The Communist Party USA and African-Americans - The Post World War II Era

The Post World War II Era

In 1946, the NNC and the ILD merged to form the Civil Rights Congress. The CRC continued its activities during the height of postwar attacks on the Communist Party, denouncing discrimination in the judicial system, segregated housing, and other forms of discrimination that blacks faced in both the North and the South.

The party had hopes of remaining in the mainstream of American politics in the postwar era. Benjamin J. Davis, Jr. ran for and won a seat on the City Council in New York City in 1945, advertising his membership in the Communist Party and drawing on both black and white support.

That era did not last. New York City changed the rules for electing members of the City Council after Davis' election and Davis lost the next race in 1949 by a landslide to an anti-communist candidate. The fact that he was under indictment for advocating the overthrow of the United States government did not help his candidacy.

The CRC found itself increasingly isolated in this new climate as former allies refused to have anything to do with it. Represented by William Patterson and Paul Robeson, it attempted to file a petition entitled "We Charge Genocide" with the United Nations in 1949 that condemned the treatment of black citizens in the United States. Patterson was convicted a year later of violating the Smith Act and the Attorney General Herbert Brownell, Jr. declared the CRC to be a subversive organization in 1954. The CRC received especially hostile attention from state authorities in the South, where it and related organizations were often raided or banned. The CRC dissolved in 1956, just as the civil rights movement in the South was about to become a mass movement.
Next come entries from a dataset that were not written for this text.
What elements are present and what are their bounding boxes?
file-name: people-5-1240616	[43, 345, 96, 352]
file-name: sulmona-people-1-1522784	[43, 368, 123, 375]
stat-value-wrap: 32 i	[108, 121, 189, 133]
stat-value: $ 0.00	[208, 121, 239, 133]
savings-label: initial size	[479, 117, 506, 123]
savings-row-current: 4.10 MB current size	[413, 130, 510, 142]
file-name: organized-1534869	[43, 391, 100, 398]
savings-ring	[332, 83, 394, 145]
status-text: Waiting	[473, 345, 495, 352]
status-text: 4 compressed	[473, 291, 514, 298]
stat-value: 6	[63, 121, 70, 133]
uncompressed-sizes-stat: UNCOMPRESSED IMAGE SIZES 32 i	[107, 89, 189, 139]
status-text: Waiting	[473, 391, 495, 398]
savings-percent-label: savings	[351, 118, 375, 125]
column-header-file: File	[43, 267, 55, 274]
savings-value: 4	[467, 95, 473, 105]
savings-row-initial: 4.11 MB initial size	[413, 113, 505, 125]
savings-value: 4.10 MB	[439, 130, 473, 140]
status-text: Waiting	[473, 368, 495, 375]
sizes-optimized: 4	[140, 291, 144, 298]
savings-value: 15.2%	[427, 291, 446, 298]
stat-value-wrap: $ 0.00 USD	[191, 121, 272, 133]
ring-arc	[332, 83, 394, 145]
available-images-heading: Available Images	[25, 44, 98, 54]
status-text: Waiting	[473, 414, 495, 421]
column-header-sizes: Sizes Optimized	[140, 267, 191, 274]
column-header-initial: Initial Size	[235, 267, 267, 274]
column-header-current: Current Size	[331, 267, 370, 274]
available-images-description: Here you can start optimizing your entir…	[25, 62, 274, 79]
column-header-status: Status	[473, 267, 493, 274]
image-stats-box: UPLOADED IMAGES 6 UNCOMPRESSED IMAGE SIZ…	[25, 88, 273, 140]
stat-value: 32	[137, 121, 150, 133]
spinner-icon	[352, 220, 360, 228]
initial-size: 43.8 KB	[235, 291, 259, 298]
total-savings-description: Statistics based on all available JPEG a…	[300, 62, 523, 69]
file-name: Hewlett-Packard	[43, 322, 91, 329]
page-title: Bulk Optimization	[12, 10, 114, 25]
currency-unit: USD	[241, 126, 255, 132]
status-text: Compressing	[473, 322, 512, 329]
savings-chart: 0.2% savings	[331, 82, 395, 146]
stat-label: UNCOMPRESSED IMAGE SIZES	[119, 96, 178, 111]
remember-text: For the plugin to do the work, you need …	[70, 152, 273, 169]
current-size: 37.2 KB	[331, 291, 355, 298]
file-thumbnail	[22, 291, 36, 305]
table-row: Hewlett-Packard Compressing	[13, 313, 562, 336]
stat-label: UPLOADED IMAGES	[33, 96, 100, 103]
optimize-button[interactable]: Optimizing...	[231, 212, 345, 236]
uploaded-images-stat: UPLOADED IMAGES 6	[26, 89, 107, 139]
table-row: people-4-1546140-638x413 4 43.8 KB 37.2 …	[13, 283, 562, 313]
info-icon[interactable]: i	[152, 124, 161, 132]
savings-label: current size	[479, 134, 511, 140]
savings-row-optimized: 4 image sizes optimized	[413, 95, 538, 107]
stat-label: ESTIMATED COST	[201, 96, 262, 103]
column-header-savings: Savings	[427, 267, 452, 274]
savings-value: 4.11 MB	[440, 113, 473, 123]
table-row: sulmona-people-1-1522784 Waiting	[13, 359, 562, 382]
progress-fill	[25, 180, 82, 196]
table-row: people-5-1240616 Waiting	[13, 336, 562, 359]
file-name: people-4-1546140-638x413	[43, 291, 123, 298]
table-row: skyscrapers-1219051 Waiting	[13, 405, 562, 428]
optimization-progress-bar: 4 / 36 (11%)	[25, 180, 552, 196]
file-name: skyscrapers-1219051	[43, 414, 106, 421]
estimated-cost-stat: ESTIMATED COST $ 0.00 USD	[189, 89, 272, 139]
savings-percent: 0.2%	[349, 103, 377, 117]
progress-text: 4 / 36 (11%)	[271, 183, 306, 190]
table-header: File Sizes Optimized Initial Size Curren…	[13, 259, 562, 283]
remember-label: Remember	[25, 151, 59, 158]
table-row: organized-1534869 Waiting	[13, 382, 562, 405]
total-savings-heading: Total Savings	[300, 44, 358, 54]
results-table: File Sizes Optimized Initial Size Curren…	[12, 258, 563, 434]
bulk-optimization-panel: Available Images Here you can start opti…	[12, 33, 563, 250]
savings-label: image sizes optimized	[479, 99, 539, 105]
At the same time the internal turmoil brought on by the Cold War, the Smith Act prosecutions, and the ouster of Earl Browder led to an internal battle in which the Party expelled a number of members who were accused of displaying "white chauvinism". In the grim days of 1949 and 1950, as the CP was about to be driven out of the CIO and much of the U.S. labor movement, many CPUSA leaders now saw their work among the white working class as a failure and the black working class as the "vanguard of the revolution".

The Party therefore directed those unions with CPUSA leadership to take a stance against continued use of seniority systems in those workplaces in which seniority made it more difficult for black workers to break out of segregated job classifications and to advocate "superseniority" for black workers, an early version of the type of measures that came to be known as "affirmative action" twenty years later. Many left-led unions, such as the UE, simply ignored the Party's directive.